MPT tenta reverter dispensas
Os agentes municipais Yara Aline da Silva e Vilson Morais dos Santos são exemplos de demissões sem justa causa na CMTU e, segundo o MPT, foram casos claros de perseguição. Os dois agentes participaram ativamente da campanha contra o aumento de jornada de 30 para 36 horas semanais e, sem justa causa, foram demitidos pouco tempo depois. Morais também participava de grupo que levou ao MPT denúncia sobre as progressões ilegais, cuja ação levou a sentença obrigando a CMTU a pôr fim nas irregularidades, até 18 de fevereiro deste ano.
A CMTU alega que por ser sociedade de economia mista - há acionistas privados em seu quadro societário - não precisa motivar as demissões. A companhia se baseia em súmula da Seção de Dissídios Individuais do Tribunal Superior do Trabalho (TST): ''A despedida de empregados de empresa pública e de sociedade de economia mista, mesmo admitidos por concurso público, independe de ato motivado para sua validade''.

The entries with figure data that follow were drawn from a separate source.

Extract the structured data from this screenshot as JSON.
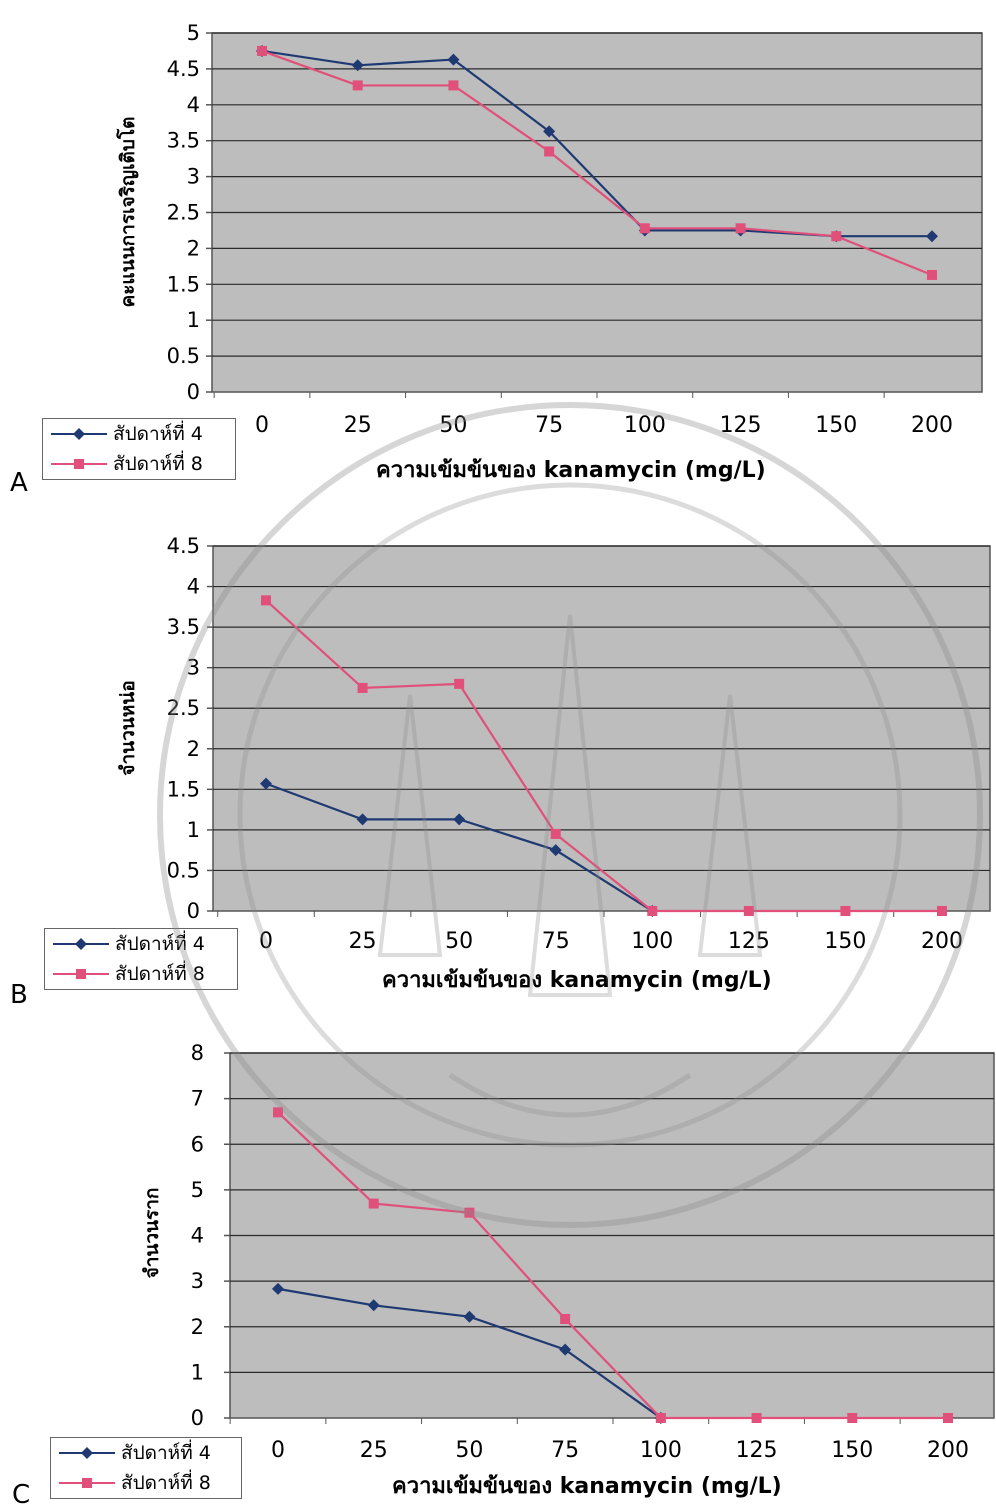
{
  "chart_data": [
    {
      "panel_letter": "A",
      "type": "line",
      "categories": [
        "0",
        "25",
        "50",
        "75",
        "100",
        "125",
        "150",
        "200"
      ],
      "ylabel": "คะแนนการเจริญเติบโต",
      "xlabel": "ความเข้มข้นของ kanamycin (mg/L)",
      "ylim": [
        0,
        5
      ],
      "yticks": [
        "0",
        "0.5",
        "1",
        "1.5",
        "2",
        "2.5",
        "3",
        "3.5",
        "4",
        "4.5",
        "5"
      ],
      "grid": true,
      "legend_position": "bottom-left",
      "series": [
        {
          "name": "สัปดาห์ที่ 4",
          "color": "#1f3a73",
          "marker": "diamond",
          "values": [
            4.75,
            4.55,
            4.63,
            3.63,
            2.25,
            2.25,
            2.17,
            2.17
          ]
        },
        {
          "name": "สัปดาห์ที่ 8",
          "color": "#e0507a",
          "marker": "square",
          "values": [
            4.75,
            4.27,
            4.27,
            3.35,
            2.28,
            2.28,
            2.17,
            1.63
          ]
        }
      ]
    },
    {
      "panel_letter": "B",
      "type": "line",
      "categories": [
        "0",
        "25",
        "50",
        "75",
        "100",
        "125",
        "150",
        "200"
      ],
      "ylabel": "จำนวนหน่อ",
      "xlabel": "ความเข้มข้นของ kanamycin (mg/L)",
      "ylim": [
        0,
        4.5
      ],
      "yticks": [
        "0",
        "0.5",
        "1",
        "1.5",
        "2",
        "2.5",
        "3",
        "3.5",
        "4",
        "4.5"
      ],
      "grid": true,
      "legend_position": "bottom-left",
      "series": [
        {
          "name": "สัปดาห์ที่ 4",
          "color": "#1f3a73",
          "marker": "diamond",
          "values": [
            1.57,
            1.13,
            1.13,
            0.75,
            0,
            null,
            null,
            null
          ]
        },
        {
          "name": "สัปดาห์ที่ 8",
          "color": "#e0507a",
          "marker": "square",
          "values": [
            3.83,
            2.75,
            2.8,
            0.95,
            0,
            0,
            0,
            0
          ]
        }
      ]
    },
    {
      "panel_letter": "C",
      "type": "line",
      "categories": [
        "0",
        "25",
        "50",
        "75",
        "100",
        "125",
        "150",
        "200"
      ],
      "ylabel": "จำนวนราก",
      "xlabel": "ความเข้มข้นของ kanamycin (mg/L)",
      "ylim": [
        0,
        8
      ],
      "yticks": [
        "0",
        "1",
        "2",
        "3",
        "4",
        "5",
        "6",
        "7",
        "8"
      ],
      "grid": true,
      "legend_position": "bottom-left",
      "series": [
        {
          "name": "สัปดาห์ที่ 4",
          "color": "#1f3a73",
          "marker": "diamond",
          "values": [
            2.83,
            2.47,
            2.22,
            1.5,
            0,
            null,
            null,
            null
          ]
        },
        {
          "name": "สัปดาห์ที่ 8",
          "color": "#e0507a",
          "marker": "square",
          "values": [
            6.7,
            4.7,
            4.5,
            2.17,
            0,
            0,
            0,
            0
          ]
        }
      ]
    }
  ],
  "style": {
    "plot_background": "#bdbdbd",
    "gridline_color": "#2a2a2a",
    "axis_color": "#555555",
    "watermark_color": "#8a8a8a"
  }
}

Porém, este não é o entendimento do procurador Marcelo Silva, que entrou com ação para tentar reverter as demissões de Yara e Vilson. Para ele, a orientação não se adequa ao caso da CMTU porque a companhia ''exerce uma série de funções exclusivas do Estado, nas quais não explora atividade econômica e, consequentemente, não concorre com a inicitativa privada''.
O procurador explica, na ação, que a CMTU deve seguir os preceitos de direito público, levando em conta, por exemplo, que os funcionários foram admitidos por concurso público e, por isso, deve motivar as demissões. ''A regra do concurso público se tornaria inócua se o administrador pudesse admitir num dia e dispensar imediatamente no outro dia, fraudando a ordem de classificação dos candidatos.''
Outro argumento do MPT é que os demitidos sem justa causa eram agentes de trânsito e exerciam, portanto, poder de polícia administrativa, ou seja, de multar quem pratica infrações no trânsito. ''Caso as dispensas imotivadas de agentes municipais da CMTU fossem possíveis, seria muito fácil ''se livrar'' de empregados que, no exercício regular de suas funções, estivessem incomodando integrantes do alto escalão da administração da companhia ou mesmo do Município de Londrina'', defendeu Marcelo Silva.
Esta ação teve a liminar negada e audiência está marcada para março. Porém, outra ação, envolvendo o funcionário Marcos Aparecido Graciano, demitido sob a justificativa de que prestou falso testemunho em ação trabalhista movida por outro funcionário contra a CMTU, teve a liminar concedida pela Justiça do Trabalho. A juíza Patrícia Cravo entendeu a demissão como discriminatória, uma vez que não ficou claro o alegado falso testemunho. ''Entendo que as declarações prestadas pelo autor, como testemunha, não revelam, de forma evidente, a transfiguração dolosa da verdade dos fatos.'' Ela também anotou que a dispensa de Graciano ''inibe outros empregados a prestarem depoimentos semelhantes em juízo'', comprometendo a busca da verdade em ações trabalhistas. (L.C.)